Fig. 7. Detection of collagen type I (A and B) and osteocalcin (C) in human Saos-2 osteoblast-like cells cultured on untreated cpTi (Ti), differently nanostructured cpTi scaffolds by anodic oxidation at 10 V, 15 V, 20 V and control glass (G). Data shown as collagen type I and osteocalcin fluorescence intensity calculated from photomicrographs. Day (D), P values < 0.05 (marked by group name) considered significant versus samples labelled above columns.

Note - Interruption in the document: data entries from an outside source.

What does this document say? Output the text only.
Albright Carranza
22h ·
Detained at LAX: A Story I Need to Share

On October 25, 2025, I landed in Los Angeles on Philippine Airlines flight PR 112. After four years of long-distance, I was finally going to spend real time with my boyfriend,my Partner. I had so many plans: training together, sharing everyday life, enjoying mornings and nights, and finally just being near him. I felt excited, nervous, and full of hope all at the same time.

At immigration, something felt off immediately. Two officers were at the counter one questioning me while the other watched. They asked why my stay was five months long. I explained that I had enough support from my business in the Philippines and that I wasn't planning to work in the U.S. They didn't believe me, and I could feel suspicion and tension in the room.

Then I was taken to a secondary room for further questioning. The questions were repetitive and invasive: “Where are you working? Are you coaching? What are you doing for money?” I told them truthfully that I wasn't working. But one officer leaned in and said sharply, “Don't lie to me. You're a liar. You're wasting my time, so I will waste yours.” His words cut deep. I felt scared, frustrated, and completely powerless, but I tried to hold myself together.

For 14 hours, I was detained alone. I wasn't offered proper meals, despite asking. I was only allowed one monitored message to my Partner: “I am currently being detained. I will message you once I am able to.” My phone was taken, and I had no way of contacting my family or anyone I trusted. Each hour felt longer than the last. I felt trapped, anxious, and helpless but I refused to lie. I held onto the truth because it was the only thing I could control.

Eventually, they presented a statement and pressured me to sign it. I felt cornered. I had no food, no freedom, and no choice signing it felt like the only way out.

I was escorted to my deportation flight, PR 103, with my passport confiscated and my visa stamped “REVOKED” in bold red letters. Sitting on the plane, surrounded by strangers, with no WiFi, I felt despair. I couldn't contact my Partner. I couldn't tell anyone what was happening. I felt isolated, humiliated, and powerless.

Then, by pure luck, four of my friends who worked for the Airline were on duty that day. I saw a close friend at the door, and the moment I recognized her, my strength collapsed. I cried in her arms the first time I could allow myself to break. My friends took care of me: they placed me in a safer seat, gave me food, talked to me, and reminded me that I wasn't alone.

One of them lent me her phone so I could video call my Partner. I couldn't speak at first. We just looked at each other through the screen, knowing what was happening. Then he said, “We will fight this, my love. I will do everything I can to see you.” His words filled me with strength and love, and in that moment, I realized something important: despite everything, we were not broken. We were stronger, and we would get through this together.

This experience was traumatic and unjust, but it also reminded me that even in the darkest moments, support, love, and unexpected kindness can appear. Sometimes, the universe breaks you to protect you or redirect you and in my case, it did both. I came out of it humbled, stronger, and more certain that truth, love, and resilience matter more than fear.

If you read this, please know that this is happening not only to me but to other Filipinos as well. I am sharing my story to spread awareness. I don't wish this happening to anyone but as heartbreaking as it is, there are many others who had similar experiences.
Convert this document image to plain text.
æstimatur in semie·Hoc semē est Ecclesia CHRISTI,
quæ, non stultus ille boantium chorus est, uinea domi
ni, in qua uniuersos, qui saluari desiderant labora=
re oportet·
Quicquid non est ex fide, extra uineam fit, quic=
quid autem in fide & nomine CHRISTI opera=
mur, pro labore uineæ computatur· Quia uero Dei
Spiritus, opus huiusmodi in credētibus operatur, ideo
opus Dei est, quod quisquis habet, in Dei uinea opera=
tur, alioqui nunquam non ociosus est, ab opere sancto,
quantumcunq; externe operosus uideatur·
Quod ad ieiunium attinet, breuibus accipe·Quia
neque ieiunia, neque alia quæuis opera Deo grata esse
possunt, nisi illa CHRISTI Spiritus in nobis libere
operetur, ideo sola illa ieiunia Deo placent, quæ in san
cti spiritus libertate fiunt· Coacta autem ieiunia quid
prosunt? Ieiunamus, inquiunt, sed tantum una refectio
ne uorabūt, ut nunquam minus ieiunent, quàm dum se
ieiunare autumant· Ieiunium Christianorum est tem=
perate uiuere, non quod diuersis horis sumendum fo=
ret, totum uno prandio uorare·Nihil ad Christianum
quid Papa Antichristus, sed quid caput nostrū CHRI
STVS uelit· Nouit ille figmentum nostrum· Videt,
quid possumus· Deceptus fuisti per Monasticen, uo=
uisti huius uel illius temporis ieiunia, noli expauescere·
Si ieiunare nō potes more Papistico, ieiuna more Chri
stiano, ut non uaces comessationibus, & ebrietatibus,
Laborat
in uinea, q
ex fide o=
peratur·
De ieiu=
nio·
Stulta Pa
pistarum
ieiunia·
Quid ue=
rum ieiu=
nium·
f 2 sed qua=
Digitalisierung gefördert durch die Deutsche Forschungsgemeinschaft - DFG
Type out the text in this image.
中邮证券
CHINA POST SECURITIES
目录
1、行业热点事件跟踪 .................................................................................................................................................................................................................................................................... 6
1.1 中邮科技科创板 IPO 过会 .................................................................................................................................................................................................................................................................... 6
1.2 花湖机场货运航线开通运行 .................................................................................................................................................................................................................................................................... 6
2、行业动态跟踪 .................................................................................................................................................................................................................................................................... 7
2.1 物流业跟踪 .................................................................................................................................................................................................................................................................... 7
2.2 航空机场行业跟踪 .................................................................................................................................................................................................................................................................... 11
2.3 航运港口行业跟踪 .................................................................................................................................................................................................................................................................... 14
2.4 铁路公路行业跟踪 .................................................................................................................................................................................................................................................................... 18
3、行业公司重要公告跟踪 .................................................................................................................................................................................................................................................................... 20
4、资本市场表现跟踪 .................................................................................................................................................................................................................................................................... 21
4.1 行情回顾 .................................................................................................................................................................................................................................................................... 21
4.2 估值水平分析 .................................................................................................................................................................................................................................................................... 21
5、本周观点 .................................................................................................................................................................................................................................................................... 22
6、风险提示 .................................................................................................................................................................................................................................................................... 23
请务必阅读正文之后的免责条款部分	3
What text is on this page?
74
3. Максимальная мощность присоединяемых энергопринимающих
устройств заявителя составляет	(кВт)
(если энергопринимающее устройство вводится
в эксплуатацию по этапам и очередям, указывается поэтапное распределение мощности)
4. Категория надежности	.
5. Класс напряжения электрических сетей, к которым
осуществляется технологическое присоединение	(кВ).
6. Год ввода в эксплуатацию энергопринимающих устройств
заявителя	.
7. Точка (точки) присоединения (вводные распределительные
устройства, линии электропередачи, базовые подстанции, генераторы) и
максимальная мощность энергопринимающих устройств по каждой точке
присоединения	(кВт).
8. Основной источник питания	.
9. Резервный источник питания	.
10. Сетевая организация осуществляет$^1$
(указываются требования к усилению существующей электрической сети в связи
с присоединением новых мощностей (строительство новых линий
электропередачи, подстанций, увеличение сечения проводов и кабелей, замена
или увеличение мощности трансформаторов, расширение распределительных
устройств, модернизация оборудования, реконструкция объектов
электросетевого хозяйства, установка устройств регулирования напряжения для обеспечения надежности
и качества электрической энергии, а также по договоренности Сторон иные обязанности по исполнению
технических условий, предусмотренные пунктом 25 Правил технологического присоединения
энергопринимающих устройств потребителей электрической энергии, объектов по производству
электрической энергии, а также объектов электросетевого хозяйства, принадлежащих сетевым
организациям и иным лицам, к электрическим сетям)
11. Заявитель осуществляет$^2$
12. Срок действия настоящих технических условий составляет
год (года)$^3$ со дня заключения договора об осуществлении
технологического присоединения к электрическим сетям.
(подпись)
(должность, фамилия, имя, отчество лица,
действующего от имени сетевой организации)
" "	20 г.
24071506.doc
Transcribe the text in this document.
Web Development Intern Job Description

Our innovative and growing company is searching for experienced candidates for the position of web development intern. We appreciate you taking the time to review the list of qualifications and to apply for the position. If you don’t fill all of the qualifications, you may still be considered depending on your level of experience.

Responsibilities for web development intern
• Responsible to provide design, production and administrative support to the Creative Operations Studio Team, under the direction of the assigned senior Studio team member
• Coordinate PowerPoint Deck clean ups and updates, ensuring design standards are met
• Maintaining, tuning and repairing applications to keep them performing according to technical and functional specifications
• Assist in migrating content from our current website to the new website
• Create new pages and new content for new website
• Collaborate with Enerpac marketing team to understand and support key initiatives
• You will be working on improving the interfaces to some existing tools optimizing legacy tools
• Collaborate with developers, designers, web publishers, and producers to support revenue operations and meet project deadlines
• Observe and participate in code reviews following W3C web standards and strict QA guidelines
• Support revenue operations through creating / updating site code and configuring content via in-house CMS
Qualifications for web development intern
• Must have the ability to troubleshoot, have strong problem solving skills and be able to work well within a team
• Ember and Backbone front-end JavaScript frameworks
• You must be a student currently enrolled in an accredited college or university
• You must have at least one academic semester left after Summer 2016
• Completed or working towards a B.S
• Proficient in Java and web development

Fig. 8. Immunohistochemical staining of collagen type I in Saos-2 cells cultured on untreated cpTi and differently nanostructured cpTi scaffolds on day 7 (A–E) and day 11 (F–J) of culture. Collagen type I (green) and propidium iodide staining (cell nuclei, red), untreated cpTi (A and F), cpTi modified by anodic oxidation at 10 V (B and G), 15 V (C and H), 20 V (D and I) and control glass (E and J). Objective 20×, magnification 2×, scale bar 20 μm.

Fig. 9. Immunohistochemical staining of osteocalcin (green) and propidium iodide staining (cell nuclei, red) in human osteosarcoma cells Saos-2 cultured on untreated cpTi (A), cpTi modified by anodic oxidation at 10 V (B), 15 V (C), 20 V (D) and control glass (E) on day 11. Objective 40×, magnification 1×, scale bar 20 μm, immerse oil.

Fig. 10. Depth profiles of mechanical properties differently nanostructured cpTi. There is clearly visible influence of porosity on graphs. Mechanical properties decrease with increasing porosity. Based on rule the 1/10 and length of nanotubes in the Table 2 we can accept measured data up to the contact depth h_c = 46.7 ± 2.4 nm for 10 V, h_c = 73.1 ± 3.2 nm for 15 V and h_c = 109.7 ± 7.5 nm for 20 V.

Fig. 11. Depth profile of hardness. Zone I: initial compression of nanotubes in axial direction. Zone II: combination of compression and lateral bending of nanotubes. Zone III: combination of densification and influence of substrate.